Here the river was about a hundred feet wide, the long ice road that Fred had imagined. Comparatively little snow had yet fallen, and that little seemed to have come with high winds, which had swept the ice clear. More, however, might be looked for any day.
But for that day they were safe. They rushed ahead, forcing the pace a little, after all, in a swinging single file, with the toboggan gliding behind. In great curves the river wound through the woods and frozen swamps, and only twice that day had they to go ashore to get round roaring, unfrozen rapids. Each of those obstructions cost the boys half an hour of labor before they could get the toboggan through the dense underbrush that choked the portage. But they had counted on such delays.
Not a breath of wind stirred, and the forest was profoundly still. Full of wild life though it undoubtedly was, not a sign of it was visible, except now and then a chain of delicate tracks along the shore.
Evening comes early in that latitude and season. At sunset Macgregor estimated that they had covered thirty miles.
"Time to camp, boys!" he shouted from the rear. "Look out for a good place—shelter and lots of dry wood."
Two or three miles farther on they found it—a spot where several large spruce trees had fallen together, and lay dry and dead near the shore. They drew up the toboggan and exchanged their skating-boots for moccasins. Maurice began to cut up wood with a small axe; the others trampled down the snow in a circle.
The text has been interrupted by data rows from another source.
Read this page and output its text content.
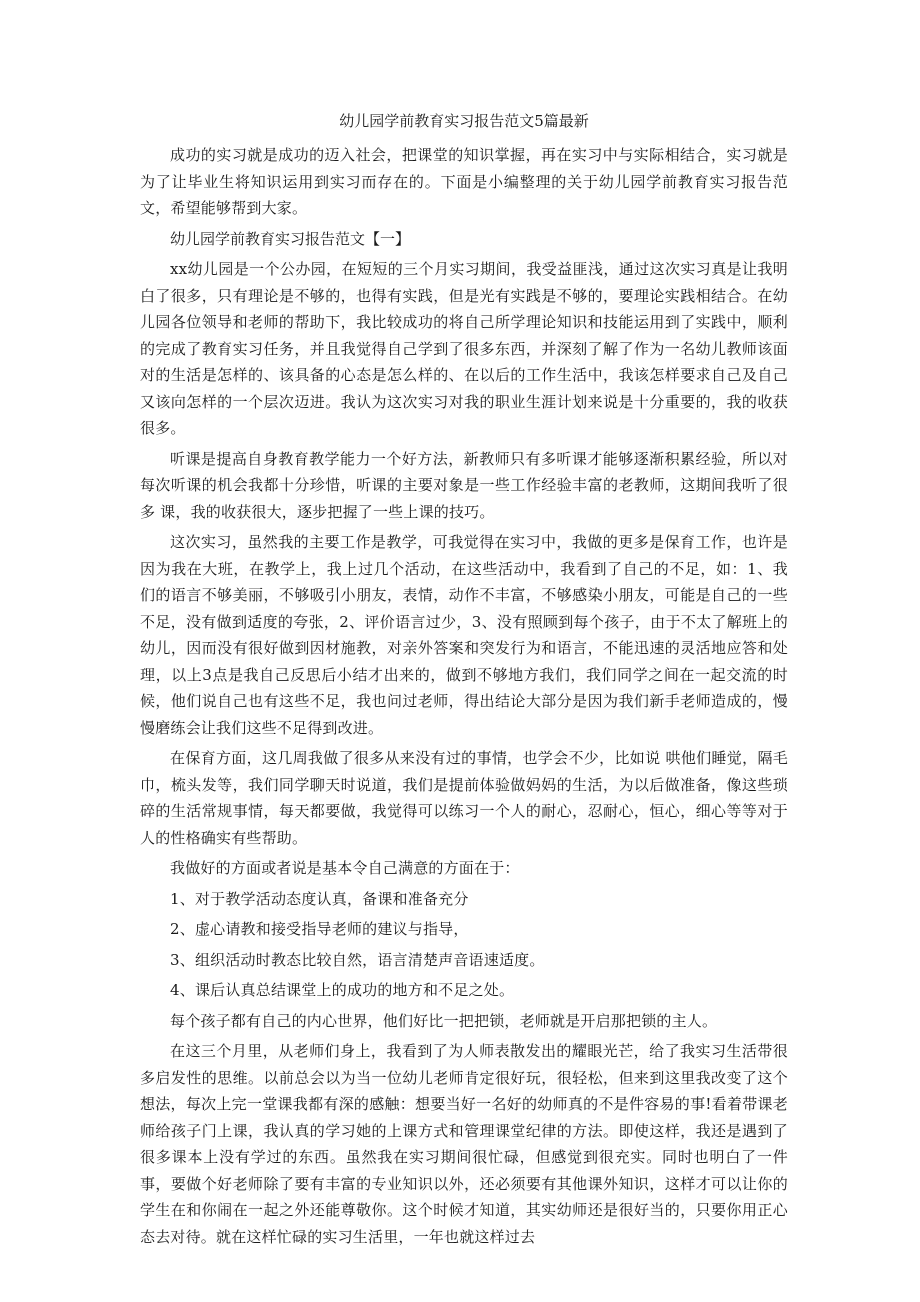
幼儿园学前教育实习报告范文5篇最新

成功的实习就是成功的迈入社会，把课堂的知识掌握，再在实习中与实际相结合，实习就是为了让毕业生将知识运用到实习而存在的。下面是小编整理的关于幼儿园学前教育实习报告范文，希望能够帮到大家。

幼儿园学前教育实习报告范文【一】

xx幼儿园是一个公办园，在短短的三个月实习期间，我受益匪浅，通过这次实习真是让我明白了很多，只有理论是不够的，也得有实践，但是光有实践是不够的，要理论实践相结合。在幼儿园各位领导和老师的帮助下，我比较成功的将自己所学理论知识和技能运用到了实践中，顺利的完成了教育实习任务，并且我觉得自己学到了很多东西，并深刻了解了作为一名幼儿教师该面对的生活是怎样的、该具备的心态是怎么样的、在以后的工作生活中，我该怎样要求自己及自己又该向怎样的一个层次迈进。我认为这次实习对我的职业生涯计划来说是十分重要的，我的收获很多。

听课是提高自身教育教学能力一个好方法，新教师只有多听课才能够逐渐积累经验，所以对每次听课的机会我都十分珍惜，听课的主要对象是一些工作经验丰富的老教师，这期间我听了很多 课，我的收获很大，逐步把握了一些上课的技巧。

这次实习，虽然我的主要工作是教学，可我觉得在实习中，我做的更多是保育工作，也许是因为我在大班，在教学上，我上过几个活动，在这些活动中，我看到了自己的不足，如：1、我们的语言不够美丽，不够吸引小朋友，表情，动作不丰富，不够感染小朋友，可能是自己的一些不足，没有做到适度的夸张，2、评价语言过少，3、没有照顾到每个孩子，由于不太了解班上的幼儿，因而没有很好做到因材施教，对亲外答案和突发行为和语言，不能迅速的灵活地应答和处理，以上3点是我自己反思后小结才出来的，做到不够地方我们，我们同学之间在一起交流的时候，他们说自己也有这些不足，我也问过老师，得出结论大部分是因为我们新手老师造成的，慢慢磨练会让我们这些不足得到改进。

在保育方面，这几周我做了很多从来没有过的事情，也学会不少，比如说 哄他们睡觉，隔毛巾，梳头发等，我们同学聊天时说道，我们是提前体验做妈妈的生活，为以后做准备，像这些琐碎的生活常规事情，每天都要做，我觉得可以练习一个人的耐心，忍耐心，恒心，细心等等对于人的性格确实有些帮助。

我做好的方面或者说是基本令自己满意的方面在于：

1、对于教学活动态度认真，备课和准备充分

2、虚心请教和接受指导老师的建议与指导，

3、组织活动时教态比较自然，语言清楚声音语速适度。

4、课后认真总结课堂上的成功的地方和不足之处。

每个孩子都有自己的内心世界，他们好比一把把锁，老师就是开启那把锁的主人。

在这三个月里，从老师们身上，我看到了为人师表散发出的耀眼光芒，给了我实习生活带很多启发性的思维。以前总会以为当一位幼儿老师肯定很好玩，很轻松，但来到这里我改变了这个想法，每次上完一堂课我都有深的感触：想要当好一名好的幼师真的不是件容易的事!看着带课老师给孩子门上课，我认真的学习她的上课方式和管理课堂纪律的方法。即使这样，我还是遇到了很多课本上没有学过的东西。虽然我在实习期间很忙碌，但感觉到很充实。同时也明白了一件事，要做个好老师除了要有丰富的专业知识以外，还必须要有其他课外知识，这样才可以让你的学生在和你闹在一起之外还能尊敬你。这个时候才知道，其实幼师还是很好当的，只要你用正心态去对待。就在这样忙碌的实习生活里，一年也就这样过去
Dusk was already falling when the fire blazed up, making all at once a spot of almost home-like cheerfulness. Fred chopped a hole in the ice in order to fill the kettle, and while it was boiling, they cut down a number of small saplings, and placed them in lean-to fashion against a ridgepole. The balsam twigs that they trimmed off they threw inside, until the snow was covered with a great heap of fragrant boughs. On it they spread the sleeping-bags to face the fire.
They supped that night on fried bacon, dried eggs, oatmeal cakes, and tea—real voyageur's tea, hot and strong, flavored with brown sugar and wood smoke, and drunk out of tin cups.
Leaning back on the balsam couch, they made merry over their meal, while the stars came out white and clear over the dark woods. There was every prospect now of their reaching the trappers' cabin in two days more, at most. There were only the two serious dangers—a snowstorm might spoil the ice, and Macgregor might not be able to hit upon the right place.